She forgot that he's a hero.
Everyone has a back story. Everyone. Even the antagonist. And you not only have to know the back story, you have to be able to climb under his skin and justify his actions based on his back story. To present a convincing bad guy, you have to be the bad guy for awhile.
How bad of a bad guy is he?
- He's not really bad, he just doesn't agree with the protagonist.
- He's definitely a bad guy, and he's deranged.
- He's a bad guy retrospectively, like in the story I discussed with the young author.
In the historical plot we discussed, the bad guy captained a slave ship. I'm not sure there are too many things worse than that. We discussed who this guy was, though, and humanized him:
- He's a guy with a ship and a crew, doing a job in an era when slavery was controversial, but not illegal. In the South at the time, it was a way of life, and no one thought anything of it.
- He did his job at a time when slaves were chattel, and the commonly held opinion was that they were inferior. Evil idea to us now, but just a way of life then.
- He probably had a wife and family at home to whom he was very loving. Probably had friends all over the world with whom he hoisted a pint when he was in port. He probably tithed to his church.
Because, after all, he was just a regular guy with a distasteful job. The only thing making our antagonist a bad guy is his job, a job that financially supported his crew and family.
When things are "just a way of life," no one looks at them as evil---few give the status quo a second thought. Eventually, more people came to their senses and fought a war to bring the South in line and end slavery, but in the era of the story we're discussing, there might have been a few folks shaking their heads, a few denouncing the practice, but it was still "just a way of life."
So, you can present your antagonist as just a regular guy with a despicable job. Or, if you want to make him really bad, you can also illustrate how he treats his "cargo," which is also how you turn him from a bad guy to a good guy, because now we're talking about motive and integrity. If he's the protagonist, he finds his job revolting.
But, keeping him a bad guy and to illustrate him as being totally despicable, we'd have to alter him a bit. With my scenario above---loving wife and kids, friends, church attendance---we'd have a fairly likeable guy that shocks readers once they discover his job. That would be fine if we wanted to turn a good guy with a bad job into a good guy activist trying to abolish that job. But it's not fine if we want to keep him bad.
So, how do you round him out? Make the monster human? You don't want to have him too sympathetic, so what do you do?
Here's where the "save the cat" idea comes in. Give him one thing he loves, one act of kindness, one moral tenet he adheres to, and you've changed him from a 1920's silent movie villain to an interesting antagonist.
- While they're loading the "cargo" onto the ship, he can let a little boy play at the wheel.
- He can carry his scruffy dog because it's afraid to go down the ramp to the dock.
- He can tip his cap respectfully at older ladies because they remind him of his precious ma.
Or, you can illustrate why he believes what he's doing is right.
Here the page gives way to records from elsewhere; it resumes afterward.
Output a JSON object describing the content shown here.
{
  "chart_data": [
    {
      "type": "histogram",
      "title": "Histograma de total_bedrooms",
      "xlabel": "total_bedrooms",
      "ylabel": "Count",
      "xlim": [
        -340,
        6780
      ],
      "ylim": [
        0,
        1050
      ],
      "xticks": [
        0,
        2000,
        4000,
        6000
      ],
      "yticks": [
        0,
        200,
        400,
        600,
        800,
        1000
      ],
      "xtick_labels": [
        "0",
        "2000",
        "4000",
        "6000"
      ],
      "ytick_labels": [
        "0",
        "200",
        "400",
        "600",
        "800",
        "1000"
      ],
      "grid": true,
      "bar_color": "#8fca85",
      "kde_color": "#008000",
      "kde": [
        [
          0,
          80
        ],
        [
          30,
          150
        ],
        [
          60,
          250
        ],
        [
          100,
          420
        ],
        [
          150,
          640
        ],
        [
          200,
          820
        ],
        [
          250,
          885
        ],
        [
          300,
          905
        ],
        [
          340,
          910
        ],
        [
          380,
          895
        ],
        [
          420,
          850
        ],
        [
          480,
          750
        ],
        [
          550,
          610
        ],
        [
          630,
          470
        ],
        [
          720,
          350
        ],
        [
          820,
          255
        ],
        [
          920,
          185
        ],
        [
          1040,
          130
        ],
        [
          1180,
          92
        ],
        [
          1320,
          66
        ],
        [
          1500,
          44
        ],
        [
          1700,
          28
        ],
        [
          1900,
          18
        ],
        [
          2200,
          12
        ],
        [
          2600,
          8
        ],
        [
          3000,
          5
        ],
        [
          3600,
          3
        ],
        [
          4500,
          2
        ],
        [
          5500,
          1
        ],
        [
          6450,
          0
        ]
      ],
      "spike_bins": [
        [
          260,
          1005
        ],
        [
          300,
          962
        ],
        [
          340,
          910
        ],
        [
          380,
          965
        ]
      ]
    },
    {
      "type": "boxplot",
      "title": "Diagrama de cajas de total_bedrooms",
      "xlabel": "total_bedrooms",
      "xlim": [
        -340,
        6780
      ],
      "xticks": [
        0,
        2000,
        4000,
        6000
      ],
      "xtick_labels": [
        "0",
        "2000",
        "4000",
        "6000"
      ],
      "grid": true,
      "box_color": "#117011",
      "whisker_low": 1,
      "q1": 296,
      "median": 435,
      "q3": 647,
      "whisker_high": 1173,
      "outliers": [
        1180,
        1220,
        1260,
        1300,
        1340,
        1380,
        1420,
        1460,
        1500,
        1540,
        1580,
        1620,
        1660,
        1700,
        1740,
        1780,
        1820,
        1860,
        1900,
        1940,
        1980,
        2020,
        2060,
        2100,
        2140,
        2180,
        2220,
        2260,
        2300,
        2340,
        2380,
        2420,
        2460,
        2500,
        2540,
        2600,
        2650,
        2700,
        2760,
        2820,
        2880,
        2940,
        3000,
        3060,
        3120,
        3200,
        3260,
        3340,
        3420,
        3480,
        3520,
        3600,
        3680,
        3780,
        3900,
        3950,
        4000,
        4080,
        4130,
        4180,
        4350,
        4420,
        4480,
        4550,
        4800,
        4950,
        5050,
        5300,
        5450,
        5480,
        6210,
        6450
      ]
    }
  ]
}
It'll be warped, to our minds, but it'll fit the era:
- There aren't enough workers in the South to harvest the cotton necessary for clothing.
- The slave trade is legal, and it feeds my family and crew.
- My children deserve a better lifestyle, and my income guarantees they'll have one.
Who is your bad guy? How well do you know him? Is he a bad just for the sake of being bad? How does he justify himself? How does his situation/setting/era help justify him? How bad to you want him to be? How sympathetic?
It's okay to make him bad, but you also have to make him human. Obvious, mustache-twirlin' villains are for the '20s.